O advogado defende que a empresa está quase a “'vender' o passaporte e a dar conselhos legais e jurídicos”.

A empresa de Dharmjit Singh Saini (que não é a única a dar este tipo de conselhos aos imigrantes através da Internet) diz que tem 20 anos de experiência neste ramo e vários certificados, reunindo uma equipa com uma vasta experiência de migração para Portugal e outros países.

Portugal generoso, mas sozinho na Europa

A jurista Eva Dias Costa recorda que "a imigração para Portugal é sobretudo uma coisa boa", mas é preciso "pensar que não estamos sozinhos e que quando estamos a conceder cidadania portuguesa estamos a conceder, também, cidadania europeia, pelo que não nos devemos dar ao luxo de ser generosos sozinhos".

A generosidade referida antes será visível não apenas nas leis da imigração e da nacionalidade, mas também no Serviço Nacional de Saúde que segundo vários médicos funciona de portas totalmente abertas, atraindo estrangeiros que nunca contribuíram para as contas do Estado português.

Xavier Barreto, presidente da Associação Portuguesa de Administradores Hospitalares, sublinha que esse crescimento de procura tem sido mais visível nos últimos dois ou três anos em obstetrícia, bem como em ortopedia e outras especialidades, sendo "muito visível em Lisboa e Vale do Tejo”, apesar de “não estar restrito a esta região".

Cada vez mais grávidas sem registo no SNS

2023 ainda nem acabou e os hospitais do centro de Lisboa, mas também o São João no Porto e o Hospital de Gaia, já tiveram este ano muito mais mulheres grávidas que apareceram nos serviços sem número de inscrição no Serviço Nacional de Saúde.

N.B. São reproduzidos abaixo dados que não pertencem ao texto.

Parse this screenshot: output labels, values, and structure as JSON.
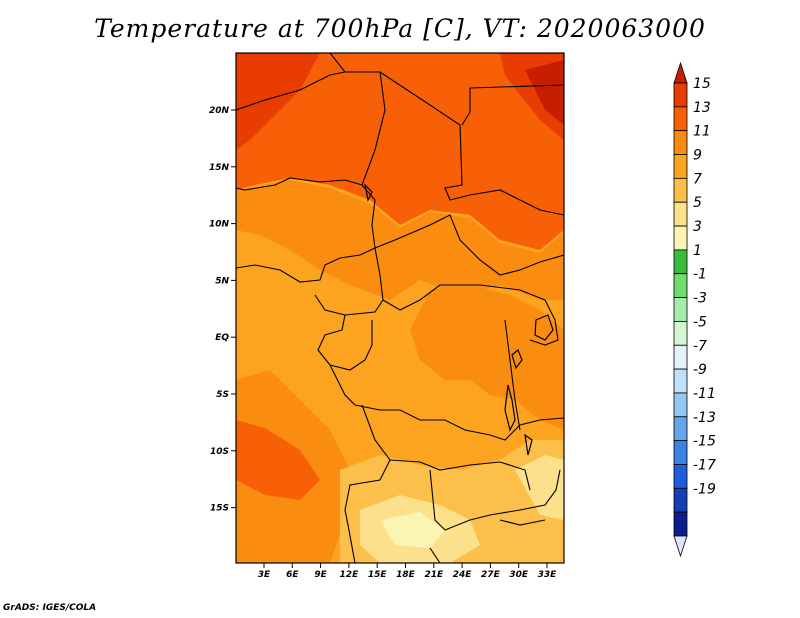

A conta disparou ainda mais no Hospital Amadora-Sintra com 46 partos de mulheres sem registo no SNS em 2021, 167 em 2022 e 206 em apenas nove meses (janeiro a setembro) de 2023, casos que incluem mulheres asiáticas, mas ainda mais do Brasil e de África.

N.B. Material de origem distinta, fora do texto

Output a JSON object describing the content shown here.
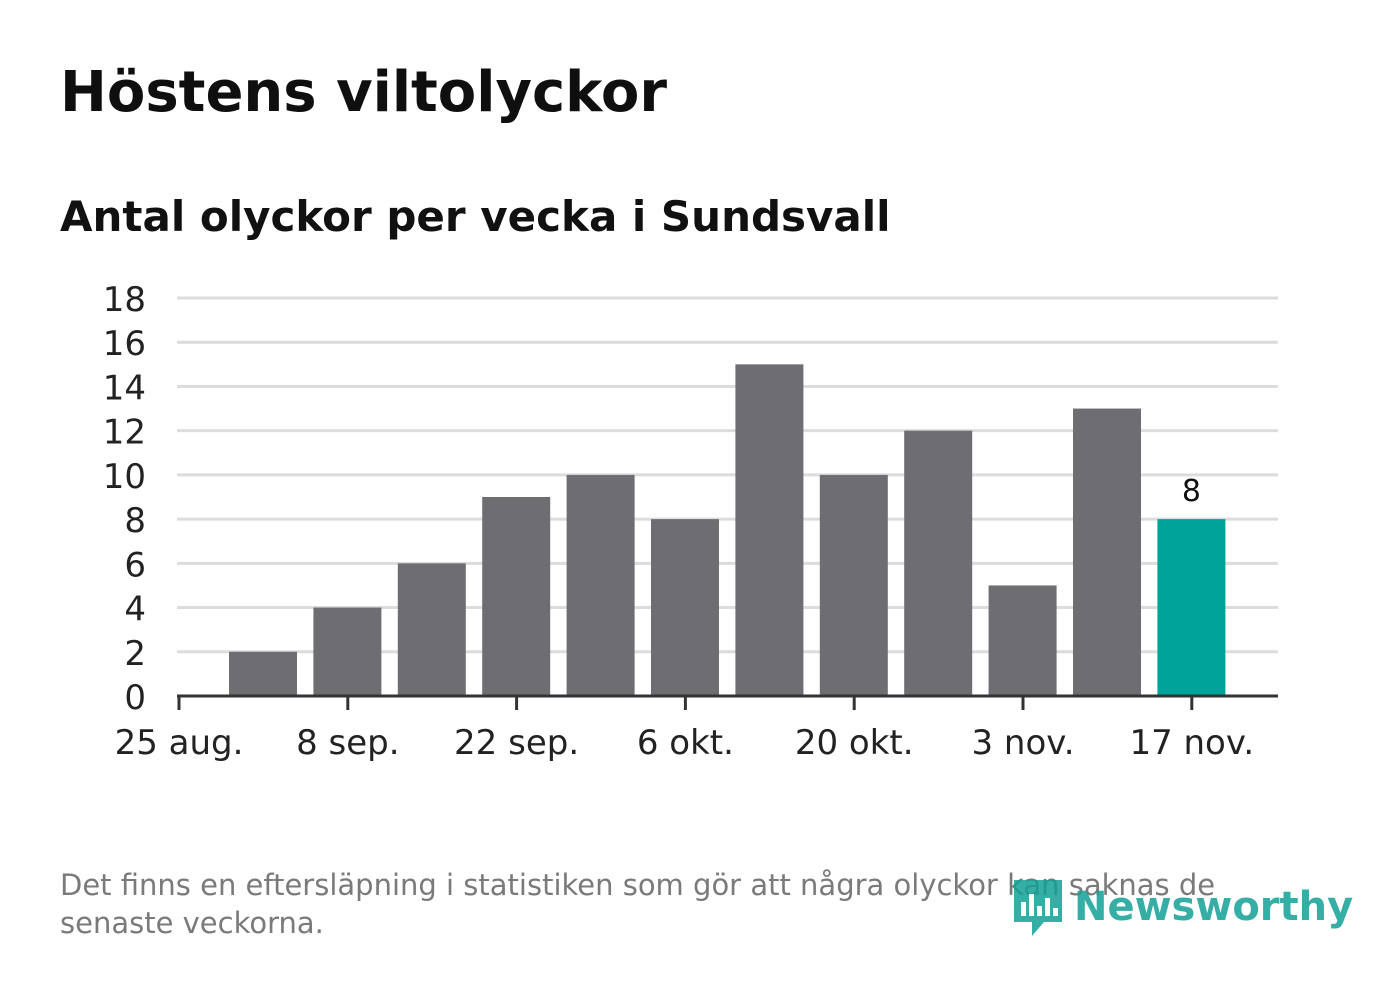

Os valores anteriores não incluem os muitos casos de grávidas que antes de irem directamente ao hospital já sabem que podem pedir um número provisório do SNS no centro de saúde e começar logo aí a ser acompanhadas na gravidez, mesmo tendo acabado de chegar a Portugal.

Além dos imigrantes à procura da nacionalidade portuguesa para o filho ou de uma autorização de residência mais fácil para si, os médicos identificam um segundo tipo de estrangeiras que procuram os hospitais portugueses para terem filhos: classes médias e médias altas, sobretudo de alguns países africanos, sem cuidados de saúde de qualidade no país de origem e que procuram a qualidade, reconhecida, do SNS português nesta área.

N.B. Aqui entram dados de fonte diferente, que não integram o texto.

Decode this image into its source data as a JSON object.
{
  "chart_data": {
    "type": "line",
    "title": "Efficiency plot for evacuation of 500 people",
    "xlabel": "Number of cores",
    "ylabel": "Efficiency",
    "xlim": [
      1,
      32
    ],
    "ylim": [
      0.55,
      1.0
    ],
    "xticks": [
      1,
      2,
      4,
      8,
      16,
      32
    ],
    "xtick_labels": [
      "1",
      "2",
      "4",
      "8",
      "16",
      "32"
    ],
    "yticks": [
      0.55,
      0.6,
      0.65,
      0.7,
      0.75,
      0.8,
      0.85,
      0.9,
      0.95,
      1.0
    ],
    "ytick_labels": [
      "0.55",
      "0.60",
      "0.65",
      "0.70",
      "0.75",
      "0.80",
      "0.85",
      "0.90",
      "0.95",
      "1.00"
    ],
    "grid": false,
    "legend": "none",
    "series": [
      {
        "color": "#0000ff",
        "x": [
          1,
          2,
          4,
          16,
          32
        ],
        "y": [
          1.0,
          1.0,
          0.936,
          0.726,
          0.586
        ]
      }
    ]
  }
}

Diogo Ayres de Campos, que coordenou a equipa que ajudou a reformular as urgências de obstetrícia, diz que é muito difícil saber quantas mulheres procuram Portugal no final da gravidez, mas admite que serão, certamente, algumas centenas de casos só em Lisboa e Vale do Tejo, sobrecarregando um sistema que já tem vários problemas que se têm agravado.

O antigo bastonário da Ordem dos Médicos, Miguel Guimarães, sublinha que os médicos não podem negar cuidados, nomeadamente a grávidas prestes a ter um filho, mas admite que o Serviço Nacional de Saúde português será aquele que tem as portas mais abertas, o que permite abusos.